八、Random Forest

发布于 2023-07-17 23:38:23 字数 4680 浏览 0 评论 0 收藏 0

scikit-learn基于随机森林算法提供了两个模型：
- RandomForestClassifier用于分类问题
- RandomForestRegressor用于回归问题

8.1 RandomForestClassifier

GradientBoostingClassifier是随机森林分类模型，其原型为：
```
xxxxxxxxxx
class sklearn.ensemble.RandomForestClassifier(n_estimators=10, criterion='gini', 
max_depth=None, min_samples_split=2, min_samples_leaf=1, min_weight_fraction_leaf=0.0,
max_features='auto', max_leaf_nodes=None, bootstrap=True, oob_score=False, n_jobs=1,
random_state=None, verbose=0, warm_start=False, class_weight=None)
```
- n_estimators：一个整数，指定了随机森林中决策树的数量.
- criterion：一个字符串，指定了每个决策树的criterion参数。
- max_features：一个整数或者浮点数或者字符串或者None，指定了每个决策树的max_features参数。
- max_depth：一个整数或者None，指定了每个决策树的max_depth参数。
  如果max_leaf_nodes不是None，则忽略本参数。
- min_samples_split：一个整数，指定了每个决策树的min_samples_split参数。
- min_samples_leaf：一个整数，指定了每个决策树的min_samples_leaf参数。
- min_weight_fraction_leaf：一个浮点数，指定了每个决策树的min_weight_fraction_leaf参数。
- max_leaf_nodes：为整数或者None，指定了每个基础决策树模型的max_leaf_nodes参数。
- boostrap：为布尔值。如果为True，则使用采样法bootstrap sampling来产生决策树的训练数据集。
- oob_score：为布尔值。如果为True，则使用包外样本来计算泛化误差。
- n_jobs：指定并行性。
- random_state：指定随机数种子。
- verbose：一个正数。用于开启/关闭迭代中间输出日志功能。
- warm_start：一个布尔值。
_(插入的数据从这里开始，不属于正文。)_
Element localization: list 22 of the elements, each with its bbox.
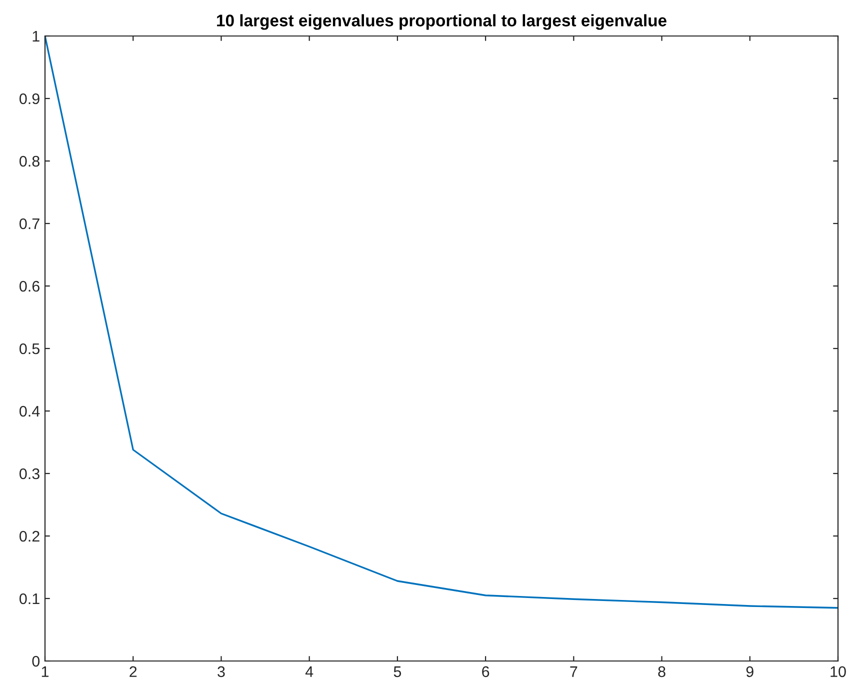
x-tick-label: 4	[305, 666, 314, 677]
y-tick-label: 0	[32, 656, 40, 667]
y-tick-label: 0.6	[20, 280, 40, 292]
x-tick-label: 10	[830, 666, 846, 678]
y-tick-label: 0.8	[20, 156, 40, 167]
y-tick-label: 0.5	[20, 343, 40, 354]
x-tick-label: 7	[570, 666, 578, 677]
y-tick-label: 0.9	[20, 93, 40, 104]
x-tick-label: 8	[658, 666, 666, 678]
x-tick-label: 1	[42, 666, 49, 677]
y-tick-label: 0.3	[20, 468, 40, 480]
y-tick-label: 1	[32, 31, 40, 42]
x-tick-label: 9	[746, 666, 754, 678]
x-tick-label: 6	[482, 666, 490, 678]
y-tick-label: 0.2	[20, 530, 40, 542]
x-tick-label: 3	[218, 666, 225, 678]
y-tick-label: 0.4	[20, 406, 40, 417]
y-tick-label: 0.7	[20, 218, 40, 230]
chart-title: 10 largest eigenvalues proportional to largest eigenvalue	[217, 14, 666, 30]
x-tick-label: 2	[130, 666, 137, 677]
y-tick-label: 0.1	[20, 593, 40, 604]
x-tick-label: 5	[394, 666, 402, 678]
用于指定是否继续使用上一次训练的结果。
- class_weight：一个字典，或者字典的列表，或者字符串'balanced'，或者字符串'balanced_subsample'，或者None：
  - 如果为字典：则字典给出了每个分类的权重，如：{class_label: weight} 。
  - 如果为字符串'balanced'：则每个分类的权重与该分类在样本集中出现的频率成反比。
  - 如果为字符串 'balanced_subsample'：则样本集为采样法bootstrap sampling产生的决策树的训练数据集，每个分类的权重与该分类在采用生成的样本集中出现的频率成反比。
  - 如果为None：则每个分类的权重都为 1 。
模型属性：
- estimators_：所有训练过的基础决策树。
- classes_：所有的类别标签。
- n_classes_：类别数量。
- n_features_：训练时使用的特征数量。
- n_outputs_：训练时输出的数量。
- feature_importances_：每个特征的重要性。
- oob_score_：训练数据使用包外估计时的得分。
模型方法：
- fit(X, y[, sample_weight])：训练模型。
- predict(X)：用模型进行预测，返回预测值。
- predict_log_proba(X)：返回一个数组，数组的元素依次是X预测为各个类别的概率的对数值。
- predict_proba(X)：返回一个数组，数组的元素依次是X预测为各个类别的概率值。
- score(X,y[,sample_weight])：返回模型的预测性能得分。

8.2 RandomForestRegressor

RandomForestRegressor是随机森林回归模型，其原型为：


xxxxxxxxxx
class sklearn.ensemble.RandomForestRegressor(n_estimators=10, criterion='mse', 
max_depth=None, min_samples_split=2, min_samples_leaf=1, min_weight_fraction_leaf=0.0,
max_features='auto', max_leaf_nodes=None, bootstrap=True, oob_score=False, n_jobs=1,
random_state=None, verbose=0, warm_start=False

参数：参考 GradientBoostingClassifier 。

模型属性：
- estimators_：所有训练过的基础决策树。
- n_features_：训练时使用的特征数量。
- n_outputs_：训练时输出的数量。
- feature_importances_：每个特征的重要性。
- oob_score_：训练数据使用包外估计时的得分。
- oob_prediction_：训练数据使用包外估计时的预测值。
模型方法：
- fit(X, y[, sample_weight])：训练模型。
- predict(X)：用模型进行预测，返回预测值。
- score(X,y[,sample_weight])：返回模型的预测性能得分。